Yup. Should I rename my resources to `xemacs*'?
Short answer: yes. Of course, as Bill points out:
-BP> But then you by default get a personal-resource-less xemacs
-BP> when you run 'xemacs-21.0-b39', etc. Which I find
-BP> annoying. :)
I guess it's adding insult to injury, but the "solution" to that is of
course `xemacs-21.0-b39 -name xemacs'.
An alternative solution is one I mentioned earlier: replicating
XEmacs.ad with the name for all resources set to "vanilla".

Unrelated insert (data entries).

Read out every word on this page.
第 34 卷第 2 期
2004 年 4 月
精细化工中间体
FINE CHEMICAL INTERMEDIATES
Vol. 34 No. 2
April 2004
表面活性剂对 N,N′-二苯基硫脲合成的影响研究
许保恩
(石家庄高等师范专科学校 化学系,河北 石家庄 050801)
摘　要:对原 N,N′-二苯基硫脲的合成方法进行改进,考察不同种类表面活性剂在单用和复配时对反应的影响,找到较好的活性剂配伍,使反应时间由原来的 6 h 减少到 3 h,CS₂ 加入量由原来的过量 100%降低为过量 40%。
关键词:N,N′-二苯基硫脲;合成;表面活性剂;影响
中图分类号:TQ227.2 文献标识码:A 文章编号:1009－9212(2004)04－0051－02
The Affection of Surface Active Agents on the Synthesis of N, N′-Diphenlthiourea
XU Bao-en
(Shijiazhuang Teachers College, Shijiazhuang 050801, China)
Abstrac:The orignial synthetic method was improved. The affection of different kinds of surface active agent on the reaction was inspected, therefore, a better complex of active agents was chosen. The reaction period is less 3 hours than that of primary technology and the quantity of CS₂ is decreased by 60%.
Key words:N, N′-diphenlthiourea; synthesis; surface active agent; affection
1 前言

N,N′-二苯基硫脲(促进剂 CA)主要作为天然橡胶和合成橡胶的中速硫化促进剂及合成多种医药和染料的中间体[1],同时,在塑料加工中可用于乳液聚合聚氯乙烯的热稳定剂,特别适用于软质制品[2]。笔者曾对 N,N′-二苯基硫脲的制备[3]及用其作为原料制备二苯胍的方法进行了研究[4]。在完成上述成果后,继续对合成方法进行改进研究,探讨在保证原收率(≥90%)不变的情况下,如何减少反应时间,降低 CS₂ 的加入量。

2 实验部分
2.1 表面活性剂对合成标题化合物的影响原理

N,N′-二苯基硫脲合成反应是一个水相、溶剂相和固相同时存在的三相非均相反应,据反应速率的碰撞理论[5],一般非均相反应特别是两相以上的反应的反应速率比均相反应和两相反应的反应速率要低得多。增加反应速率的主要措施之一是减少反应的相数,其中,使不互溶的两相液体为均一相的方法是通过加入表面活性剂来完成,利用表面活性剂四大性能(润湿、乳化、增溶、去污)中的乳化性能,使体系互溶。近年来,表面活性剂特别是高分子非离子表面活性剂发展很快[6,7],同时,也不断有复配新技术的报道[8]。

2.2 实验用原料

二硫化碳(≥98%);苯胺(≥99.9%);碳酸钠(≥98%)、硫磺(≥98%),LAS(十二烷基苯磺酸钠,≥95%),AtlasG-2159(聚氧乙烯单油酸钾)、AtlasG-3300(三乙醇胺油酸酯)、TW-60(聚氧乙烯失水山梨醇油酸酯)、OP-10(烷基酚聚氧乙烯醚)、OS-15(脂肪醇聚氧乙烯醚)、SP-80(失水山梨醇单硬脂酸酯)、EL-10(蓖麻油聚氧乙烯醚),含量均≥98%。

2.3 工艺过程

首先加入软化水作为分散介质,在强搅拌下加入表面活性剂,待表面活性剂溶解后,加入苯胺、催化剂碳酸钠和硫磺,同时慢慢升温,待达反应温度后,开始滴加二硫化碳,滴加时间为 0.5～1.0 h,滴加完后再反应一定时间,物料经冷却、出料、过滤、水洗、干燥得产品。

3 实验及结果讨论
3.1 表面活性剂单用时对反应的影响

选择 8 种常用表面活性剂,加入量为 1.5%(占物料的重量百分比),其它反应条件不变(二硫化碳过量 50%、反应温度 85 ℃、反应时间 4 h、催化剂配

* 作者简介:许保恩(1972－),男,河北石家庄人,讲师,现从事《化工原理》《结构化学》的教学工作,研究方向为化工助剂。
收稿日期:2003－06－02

In fact, this might be a good thing to provide in general. Then
xemacs -vanilla could be taught to set the application name to
"vanilla", too. This would rid of us of confusion via user's
resource settings as well as the .emacs, etc. in debugging, all in one
shot.
The only problem I can see is that there may be resources that are not
mentioned in XEmacs.ad. Of course, XEmacs.ad doubles in length....
Agh! Code bloat! :-)
And, of course, the maintainers need to specify exactly what would be
most useful as a vanilla XEmacs. This is mostly done, of course, but
with something as weird as X resources it's probably worth pausing for
thought. And what's already in XEmacs.ad may not be best. (Allowing
for the possibility that "best" != "any constant baseline will do".)